26 Feb 2025 - 15 Mar 2025
Open in Logseq
    • JFM and PF boxing styles. "the thin end of the wedge" – a small thing with big explanatory power.
      • exceptions? soft boundaries
      • emphasis on the individual, a single event (that leads to a new vision of the universe)
      • PKD archetype – insisting on the authenticness of personal experience
        • vs Lovecraft (imagination started at cosmic and worked down)
      • Thin: phenomenology Thick: ontology
      • WS as the whole wedge of cheese.
        • OK I'm not sure I am as impressed with this metaphor as they are – but as for the general goal, yeah, sign me up.
    • Convo with Nathan Seckinger on solipsism. "the existence of other minds is always inferred". JFM violently disagrees. Somehow implies telepathy? Two ways of knowing, gnosis (from the inside) or via external observation. Sure.
    • n-gon to circle. infinities. qualitiative differene "I don't care what the math people tell me" except I think they'd agree. Counting crows. Not sure what the point is. Yes melodies and crows need context for interpretation, that doesn't require any particular theory of time. He's just wrong, no sense of how computation or signal processing works. Grump.

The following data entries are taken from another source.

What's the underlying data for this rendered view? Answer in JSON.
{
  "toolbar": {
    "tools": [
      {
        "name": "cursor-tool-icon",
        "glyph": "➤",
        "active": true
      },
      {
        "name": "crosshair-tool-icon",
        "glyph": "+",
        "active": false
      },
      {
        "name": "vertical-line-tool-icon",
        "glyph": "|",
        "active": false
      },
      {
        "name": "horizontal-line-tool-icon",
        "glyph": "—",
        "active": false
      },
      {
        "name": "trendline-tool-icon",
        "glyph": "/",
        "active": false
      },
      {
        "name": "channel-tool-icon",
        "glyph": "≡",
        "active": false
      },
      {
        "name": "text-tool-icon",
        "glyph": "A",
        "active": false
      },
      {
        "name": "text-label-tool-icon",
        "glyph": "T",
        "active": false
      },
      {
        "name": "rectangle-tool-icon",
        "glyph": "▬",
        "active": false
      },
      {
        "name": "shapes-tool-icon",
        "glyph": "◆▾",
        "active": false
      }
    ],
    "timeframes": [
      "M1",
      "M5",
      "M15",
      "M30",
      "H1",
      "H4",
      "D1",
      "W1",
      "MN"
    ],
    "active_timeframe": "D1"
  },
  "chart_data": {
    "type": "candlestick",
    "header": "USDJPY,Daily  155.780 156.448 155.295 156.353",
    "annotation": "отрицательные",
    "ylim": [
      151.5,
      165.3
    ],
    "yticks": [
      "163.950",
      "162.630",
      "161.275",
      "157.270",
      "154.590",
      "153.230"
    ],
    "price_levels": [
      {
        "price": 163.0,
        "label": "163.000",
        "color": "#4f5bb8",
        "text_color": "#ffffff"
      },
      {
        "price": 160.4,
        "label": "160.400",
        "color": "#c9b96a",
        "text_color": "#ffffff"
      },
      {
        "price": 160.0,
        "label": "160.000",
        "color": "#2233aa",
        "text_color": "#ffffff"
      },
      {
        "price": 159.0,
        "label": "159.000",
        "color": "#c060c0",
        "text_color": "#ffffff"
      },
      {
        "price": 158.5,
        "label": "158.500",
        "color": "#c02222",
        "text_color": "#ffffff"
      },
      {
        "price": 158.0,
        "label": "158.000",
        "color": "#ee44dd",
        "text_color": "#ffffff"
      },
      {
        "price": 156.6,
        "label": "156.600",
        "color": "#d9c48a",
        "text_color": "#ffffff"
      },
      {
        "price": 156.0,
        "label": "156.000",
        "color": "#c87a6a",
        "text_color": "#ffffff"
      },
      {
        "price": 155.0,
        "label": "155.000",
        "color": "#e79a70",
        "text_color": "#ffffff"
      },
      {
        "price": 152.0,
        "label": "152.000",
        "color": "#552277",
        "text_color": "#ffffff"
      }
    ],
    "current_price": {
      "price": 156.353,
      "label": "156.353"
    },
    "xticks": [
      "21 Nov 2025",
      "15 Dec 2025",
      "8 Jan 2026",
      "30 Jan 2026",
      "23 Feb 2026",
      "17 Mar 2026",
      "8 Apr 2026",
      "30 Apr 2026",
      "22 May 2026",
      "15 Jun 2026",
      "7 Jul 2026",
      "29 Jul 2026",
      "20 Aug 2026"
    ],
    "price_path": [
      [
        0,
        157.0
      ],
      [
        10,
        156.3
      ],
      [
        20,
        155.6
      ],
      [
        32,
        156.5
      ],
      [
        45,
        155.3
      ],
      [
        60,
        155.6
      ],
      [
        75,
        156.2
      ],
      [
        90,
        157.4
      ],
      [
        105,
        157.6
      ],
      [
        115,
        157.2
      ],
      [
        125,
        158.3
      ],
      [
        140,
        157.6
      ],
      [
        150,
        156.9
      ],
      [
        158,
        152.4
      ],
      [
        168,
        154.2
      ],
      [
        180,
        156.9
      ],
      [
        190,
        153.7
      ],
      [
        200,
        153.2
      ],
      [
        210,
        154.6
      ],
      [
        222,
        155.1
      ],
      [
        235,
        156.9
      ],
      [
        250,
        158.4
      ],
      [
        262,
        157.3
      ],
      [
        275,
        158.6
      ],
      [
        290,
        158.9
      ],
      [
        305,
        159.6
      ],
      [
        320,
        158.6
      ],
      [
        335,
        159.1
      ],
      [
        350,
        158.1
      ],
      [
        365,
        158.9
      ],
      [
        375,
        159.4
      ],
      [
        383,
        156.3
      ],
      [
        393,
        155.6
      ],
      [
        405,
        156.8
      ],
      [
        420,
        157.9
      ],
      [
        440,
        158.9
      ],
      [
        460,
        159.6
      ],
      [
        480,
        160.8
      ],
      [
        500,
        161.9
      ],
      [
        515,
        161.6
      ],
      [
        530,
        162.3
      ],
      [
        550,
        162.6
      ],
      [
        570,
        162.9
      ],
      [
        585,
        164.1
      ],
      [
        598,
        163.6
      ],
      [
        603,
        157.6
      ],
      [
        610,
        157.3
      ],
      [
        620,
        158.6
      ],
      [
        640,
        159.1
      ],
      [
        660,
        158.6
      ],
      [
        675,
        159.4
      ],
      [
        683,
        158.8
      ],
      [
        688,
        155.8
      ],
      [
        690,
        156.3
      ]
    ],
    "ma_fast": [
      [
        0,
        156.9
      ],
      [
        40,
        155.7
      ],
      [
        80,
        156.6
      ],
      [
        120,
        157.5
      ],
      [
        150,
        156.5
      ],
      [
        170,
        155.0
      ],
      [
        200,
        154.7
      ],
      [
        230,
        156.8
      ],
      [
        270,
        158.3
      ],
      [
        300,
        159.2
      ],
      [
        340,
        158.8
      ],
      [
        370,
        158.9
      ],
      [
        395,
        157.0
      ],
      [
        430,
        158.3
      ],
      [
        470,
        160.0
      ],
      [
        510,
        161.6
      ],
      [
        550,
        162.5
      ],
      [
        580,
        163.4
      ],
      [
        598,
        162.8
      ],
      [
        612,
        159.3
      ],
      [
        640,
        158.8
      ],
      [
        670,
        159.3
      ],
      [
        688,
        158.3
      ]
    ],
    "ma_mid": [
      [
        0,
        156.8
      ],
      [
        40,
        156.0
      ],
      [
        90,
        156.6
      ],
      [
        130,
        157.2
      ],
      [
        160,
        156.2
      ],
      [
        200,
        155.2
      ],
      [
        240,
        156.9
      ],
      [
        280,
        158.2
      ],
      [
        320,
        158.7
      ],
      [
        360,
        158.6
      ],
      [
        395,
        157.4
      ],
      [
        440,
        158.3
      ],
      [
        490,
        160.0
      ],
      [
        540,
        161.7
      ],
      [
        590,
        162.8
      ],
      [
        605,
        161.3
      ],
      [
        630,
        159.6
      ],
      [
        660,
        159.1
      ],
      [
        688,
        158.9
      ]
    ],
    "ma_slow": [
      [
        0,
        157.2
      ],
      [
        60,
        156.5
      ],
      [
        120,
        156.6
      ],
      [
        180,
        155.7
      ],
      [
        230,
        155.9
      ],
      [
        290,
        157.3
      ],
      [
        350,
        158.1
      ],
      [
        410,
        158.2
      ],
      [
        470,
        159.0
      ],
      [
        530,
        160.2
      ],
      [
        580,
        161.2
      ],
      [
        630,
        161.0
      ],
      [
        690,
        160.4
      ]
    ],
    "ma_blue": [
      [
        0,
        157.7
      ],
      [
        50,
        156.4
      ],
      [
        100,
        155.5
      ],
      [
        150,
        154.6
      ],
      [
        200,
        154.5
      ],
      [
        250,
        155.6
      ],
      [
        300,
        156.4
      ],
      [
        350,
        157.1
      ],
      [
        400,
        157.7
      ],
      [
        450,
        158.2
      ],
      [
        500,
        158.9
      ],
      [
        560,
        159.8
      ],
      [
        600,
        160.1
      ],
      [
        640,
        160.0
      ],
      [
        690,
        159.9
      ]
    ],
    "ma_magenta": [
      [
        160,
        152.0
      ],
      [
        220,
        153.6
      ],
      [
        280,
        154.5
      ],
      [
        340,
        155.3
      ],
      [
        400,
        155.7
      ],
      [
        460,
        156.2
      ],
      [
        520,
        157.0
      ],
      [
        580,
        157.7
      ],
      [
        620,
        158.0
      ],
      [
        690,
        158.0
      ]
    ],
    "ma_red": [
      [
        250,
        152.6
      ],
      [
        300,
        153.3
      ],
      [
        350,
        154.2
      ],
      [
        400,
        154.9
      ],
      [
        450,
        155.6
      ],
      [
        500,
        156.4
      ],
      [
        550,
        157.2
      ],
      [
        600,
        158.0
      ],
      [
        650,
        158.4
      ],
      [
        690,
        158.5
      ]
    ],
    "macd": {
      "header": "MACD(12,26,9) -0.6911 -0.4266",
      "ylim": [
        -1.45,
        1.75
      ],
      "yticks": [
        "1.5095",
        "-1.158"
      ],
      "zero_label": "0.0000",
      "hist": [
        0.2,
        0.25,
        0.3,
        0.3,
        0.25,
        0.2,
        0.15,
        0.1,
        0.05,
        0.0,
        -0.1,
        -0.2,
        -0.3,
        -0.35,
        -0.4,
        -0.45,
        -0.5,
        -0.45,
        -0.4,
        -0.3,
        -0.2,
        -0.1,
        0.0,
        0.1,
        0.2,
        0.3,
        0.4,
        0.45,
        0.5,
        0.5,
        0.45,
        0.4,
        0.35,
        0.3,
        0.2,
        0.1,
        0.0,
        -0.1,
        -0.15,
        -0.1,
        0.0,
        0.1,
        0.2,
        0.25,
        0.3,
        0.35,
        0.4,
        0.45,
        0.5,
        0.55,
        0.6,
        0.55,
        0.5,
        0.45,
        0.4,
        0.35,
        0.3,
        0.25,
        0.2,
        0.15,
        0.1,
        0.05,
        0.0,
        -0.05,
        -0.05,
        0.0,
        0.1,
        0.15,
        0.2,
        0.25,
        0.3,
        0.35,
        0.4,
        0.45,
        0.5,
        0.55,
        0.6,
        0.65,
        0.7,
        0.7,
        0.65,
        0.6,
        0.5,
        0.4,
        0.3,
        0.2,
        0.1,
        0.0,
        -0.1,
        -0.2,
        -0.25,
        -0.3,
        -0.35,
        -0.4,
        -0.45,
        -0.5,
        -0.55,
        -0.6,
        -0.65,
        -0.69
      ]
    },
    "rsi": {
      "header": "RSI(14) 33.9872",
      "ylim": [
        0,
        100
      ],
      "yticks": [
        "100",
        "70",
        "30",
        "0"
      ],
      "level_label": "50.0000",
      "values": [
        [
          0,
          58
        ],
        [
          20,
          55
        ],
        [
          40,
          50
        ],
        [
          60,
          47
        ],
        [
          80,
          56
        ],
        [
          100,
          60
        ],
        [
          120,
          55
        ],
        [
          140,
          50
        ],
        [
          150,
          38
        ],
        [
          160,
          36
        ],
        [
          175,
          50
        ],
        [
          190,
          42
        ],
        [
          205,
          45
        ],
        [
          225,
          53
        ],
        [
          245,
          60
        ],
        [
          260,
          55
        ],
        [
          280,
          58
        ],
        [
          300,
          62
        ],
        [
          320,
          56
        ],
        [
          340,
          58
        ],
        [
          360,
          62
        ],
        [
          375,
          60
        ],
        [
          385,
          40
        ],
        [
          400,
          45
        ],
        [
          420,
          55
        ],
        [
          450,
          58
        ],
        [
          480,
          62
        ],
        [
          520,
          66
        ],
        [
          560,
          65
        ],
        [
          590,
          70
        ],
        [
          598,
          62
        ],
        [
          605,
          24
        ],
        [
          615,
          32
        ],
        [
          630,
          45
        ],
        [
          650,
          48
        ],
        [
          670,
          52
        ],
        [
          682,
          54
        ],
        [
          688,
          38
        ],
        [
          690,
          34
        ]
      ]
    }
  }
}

    • PF book Dig and the obscure guy he focuses on. Cornelius Cardew. Private Art.
    • Bergson against both materialism and idealism (that sounds good)]
    • At 1:01.20, an exact moment where I part ways with JFM. He's talking about relationships, I/Thou, two people acknowledging each others' reality and the shared incomprehensible world – that's all good. Then he goes and says "that has to be supernatural". Really disagree but I guess that's old news.

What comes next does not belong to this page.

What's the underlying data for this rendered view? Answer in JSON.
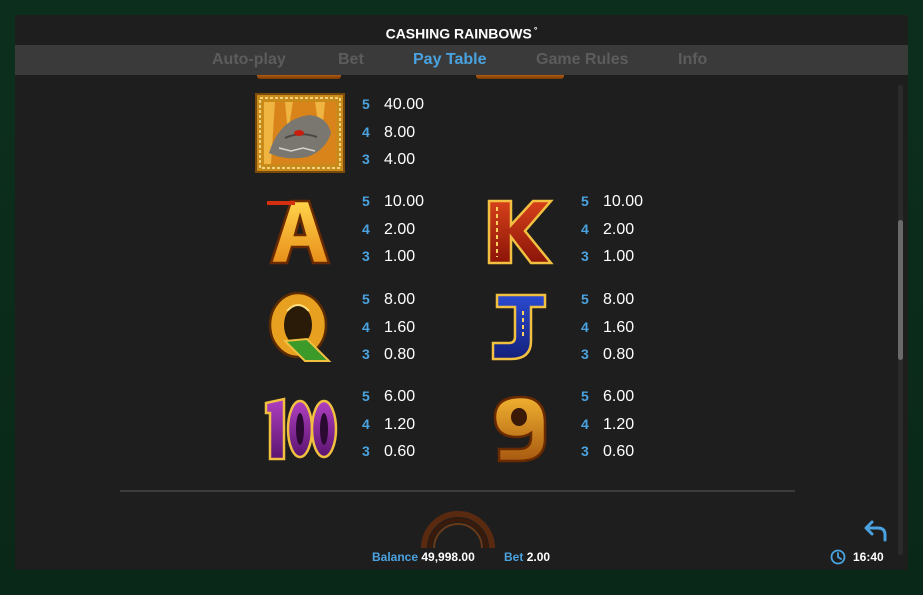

    • Chesterton, ghosts, skepticism etc. Yawn. PF hates argumentation, thinks its boring. JFM likes it better
    • Managed to avoid defining the wedge, but there's a Part 2 coming up And from the notes:
    • At the thin end of the Wedge, the focus is on subjective experience: how it felt, what it was like, and its personal significance. At the thick end, the emphasis shifts to what actually happened, independent of how it was experienced.
    • Weird Studies Episode 186: Meeting at the Center: The Wedge, Part Two
      • OK at the very start a small annoying error: conflating statistical view with external views. Or maybe not a conflation, maybe its valid.

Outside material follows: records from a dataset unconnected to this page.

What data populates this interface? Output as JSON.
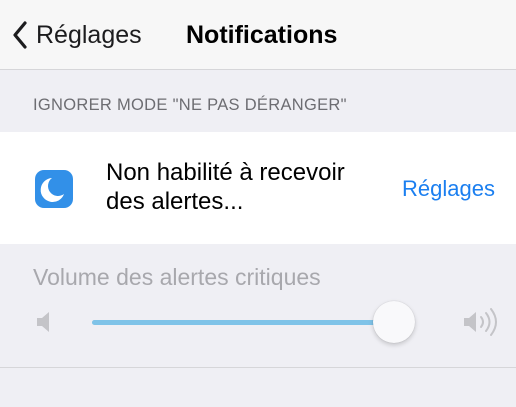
{
  "nav": {
    "back_label": "Réglages",
    "title": "Notifications",
    "back_icon": "chevron-left-icon"
  },
  "section": {
    "header": "IGNORER MODE \"NE PAS DÉRANGER\""
  },
  "cell": {
    "icon": "moon-icon",
    "text": "Non habilité à recevoir des alertes...",
    "action_label": "Réglages"
  },
  "volume": {
    "label": "Volume des alertes critiques",
    "level": 0.95,
    "low_icon": "speaker-low-icon",
    "high_icon": "speaker-high-icon"
  },
  "colors": {
    "accent": "#1b7ff0",
    "icon_bg": "#3290e8",
    "slider_fill": "#7fc3e8"
  }
}
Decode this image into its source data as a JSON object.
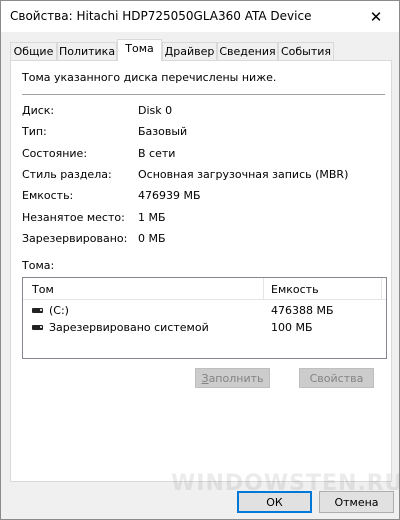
{
  "window": {
    "title": "Свойства: Hitachi HDP725050GLA360 ATA Device",
    "close_glyph": "✕"
  },
  "tabs": [
    {
      "label": "Общие",
      "active": false
    },
    {
      "label": "Политика",
      "active": false
    },
    {
      "label": "Тома",
      "active": true
    },
    {
      "label": "Драйвер",
      "active": false
    },
    {
      "label": "Сведения",
      "active": false
    },
    {
      "label": "События",
      "active": false
    }
  ],
  "panel": {
    "intro": "Тома указанного диска перечислены ниже.",
    "properties": [
      {
        "label": "Диск:",
        "value": "Disk 0"
      },
      {
        "label": "Тип:",
        "value": "Базовый"
      },
      {
        "label": "Состояние:",
        "value": "В сети"
      },
      {
        "label": "Стиль раздела:",
        "value": "Основная загрузочная запись (MBR)"
      },
      {
        "label": "Емкость:",
        "value": "476939 МБ"
      },
      {
        "label": "Незанятое место:",
        "value": "1 МБ"
      },
      {
        "label": "Зарезервировано:",
        "value": "0 МБ"
      }
    ],
    "volumes_label": "Тома:",
    "volumes": {
      "columns": [
        "Том",
        "Емкость"
      ],
      "rows": [
        {
          "name": "(C:)",
          "capacity": "476388 МБ",
          "icon": "drive-icon"
        },
        {
          "name": "Зарезервировано системой",
          "capacity": "100 МБ",
          "icon": "drive-icon"
        }
      ]
    },
    "fill_button": {
      "underlined": "З",
      "rest": "аполнить",
      "enabled": false
    },
    "properties_button": {
      "label": "Свойства",
      "enabled": false
    }
  },
  "footer": {
    "ok_label": "ОК",
    "cancel_label": "Отмена"
  },
  "watermark": "WINDOWSTEN.RU"
}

      • Magic as game, like Monopoly. You play by the rules, you become part of this imaginal (yet real) world.
      • Intuition vs Intellect. This makes me want to scream and go all Minsky-berserker (NO you do not have any direct unmediated access to reality, sorry)
        • Except – ok, as a mechanistic psychologist, easy to say that. But as a person – you are not a homunculus at the end of a signal-processing pipeline, you are the whole pipeline and more, and you do have direct experience with reality, even if is not representable.
        • Sigh. Feel like I can see this stuff more clearly than most (I may be deluded about that) but can't quite express the insight in a way that is useful or understandable. I sort of try (eg We Are Software) but.
        • Direct intuition has an I/Thou quality, both are different kinds of relationship. Representationalism is kind of I/It, I/Thou is – something else.
        • me: direct experience is something we never really have access to. Or rather, we don't have verbal access, we need to turn off the babble and then its whatever is left.
      • JFM: can we not have a sophisticated idea of spirit? Must they be Cartoon ghosts or none at all?
      • Interpretation is thin-end, explanation is thick-end.
      • Explanation as total so impossible. Think he misses the role of partial explanations
      • Spinoza, God and Nature Deus civae Nature, hm
        • God as Infinite Possibility, which created Heaven and Earth etc. Hm(relates to his view on absolute contingency)
        • JFM: his theism is the opposite of catholicism. God is not necessary, he's absolute gratuitousness.
      • Around 42:00 I lost the thread
      • PF: people try to ground their thin-end exp on thick-end theories (he is dubious of this tendency)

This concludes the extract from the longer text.